Plate Tectonics and Earth’s Dynamic Processes
1. The Birth of Geosciences
Neptune (Neptune = God of the Sea)
It is a mistaken theory about the origin of rocks, is heir to the design of the downpours. The followers of this theory believe that all rocks (including volcanic) have been formed by a process of sedimentation and crystallization in the primitive seas.
Catastrophism
Explains the formation of fossils and the current shape of our planet by the action of successive and major disasters, sudden and violent, such as the Flood. These originated the flooding of lands, seas disappearance, the appearance of mountains, etc.

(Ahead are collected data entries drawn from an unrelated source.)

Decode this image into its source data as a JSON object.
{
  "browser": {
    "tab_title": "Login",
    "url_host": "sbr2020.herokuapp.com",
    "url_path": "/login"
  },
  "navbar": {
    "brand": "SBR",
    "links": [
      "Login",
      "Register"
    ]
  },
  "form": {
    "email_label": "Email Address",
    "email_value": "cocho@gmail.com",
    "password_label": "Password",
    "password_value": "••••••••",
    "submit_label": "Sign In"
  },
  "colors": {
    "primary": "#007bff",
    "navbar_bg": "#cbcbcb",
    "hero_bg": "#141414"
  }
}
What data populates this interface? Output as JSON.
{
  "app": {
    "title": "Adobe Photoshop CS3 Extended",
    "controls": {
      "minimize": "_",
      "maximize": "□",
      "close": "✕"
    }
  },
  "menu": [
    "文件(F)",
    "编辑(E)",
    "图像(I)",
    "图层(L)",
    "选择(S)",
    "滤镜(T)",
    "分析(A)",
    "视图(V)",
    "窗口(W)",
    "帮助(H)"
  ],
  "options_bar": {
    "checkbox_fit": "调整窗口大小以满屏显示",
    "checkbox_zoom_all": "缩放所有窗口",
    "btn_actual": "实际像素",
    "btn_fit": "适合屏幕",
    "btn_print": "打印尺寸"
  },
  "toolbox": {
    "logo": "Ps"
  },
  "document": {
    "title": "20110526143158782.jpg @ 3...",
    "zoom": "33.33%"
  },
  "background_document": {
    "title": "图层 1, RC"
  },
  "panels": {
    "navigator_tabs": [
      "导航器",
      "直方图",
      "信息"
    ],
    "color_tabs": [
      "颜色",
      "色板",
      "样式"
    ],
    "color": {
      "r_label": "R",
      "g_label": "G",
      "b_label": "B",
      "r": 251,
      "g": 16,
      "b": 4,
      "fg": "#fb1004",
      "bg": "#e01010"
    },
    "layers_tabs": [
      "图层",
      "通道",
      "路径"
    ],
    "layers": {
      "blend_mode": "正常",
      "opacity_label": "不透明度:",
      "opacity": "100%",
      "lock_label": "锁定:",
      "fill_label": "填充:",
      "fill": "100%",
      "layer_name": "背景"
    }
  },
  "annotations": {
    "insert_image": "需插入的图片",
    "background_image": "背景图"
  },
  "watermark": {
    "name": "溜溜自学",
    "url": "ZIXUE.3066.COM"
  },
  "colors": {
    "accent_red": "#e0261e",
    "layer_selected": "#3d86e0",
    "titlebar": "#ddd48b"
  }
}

Pluto (Pluto, God of the Deep)
Explains the consolidation of sediments and the origin of volcanic and plutonic rocks by cooling of magma from the Earth’s interior. Hutton proposed the theory of uniformitarianism.
Uniformitarianism or Actualism
Develops the theory proposed by Hutton. Advocates the idea that natural forces acting in the past consistently are the same as currently operating, although there may have been disasters (earthquakes, volcanoes, meteorites, etc.).
Neocatastrophism
Today is emerging as a combination of both. In addition to incremental changes proposed uniformitarianism, disasters have also been punctual, impacts from comets or meteorites. For instance, that caused the demise of the dinosaurs.
Fixist or Verticalist Theories
In force since the mid-nineteenth century to mid-twentieth century, only accepted on the vertical movements of the earth’s crust is sinking or rising ground.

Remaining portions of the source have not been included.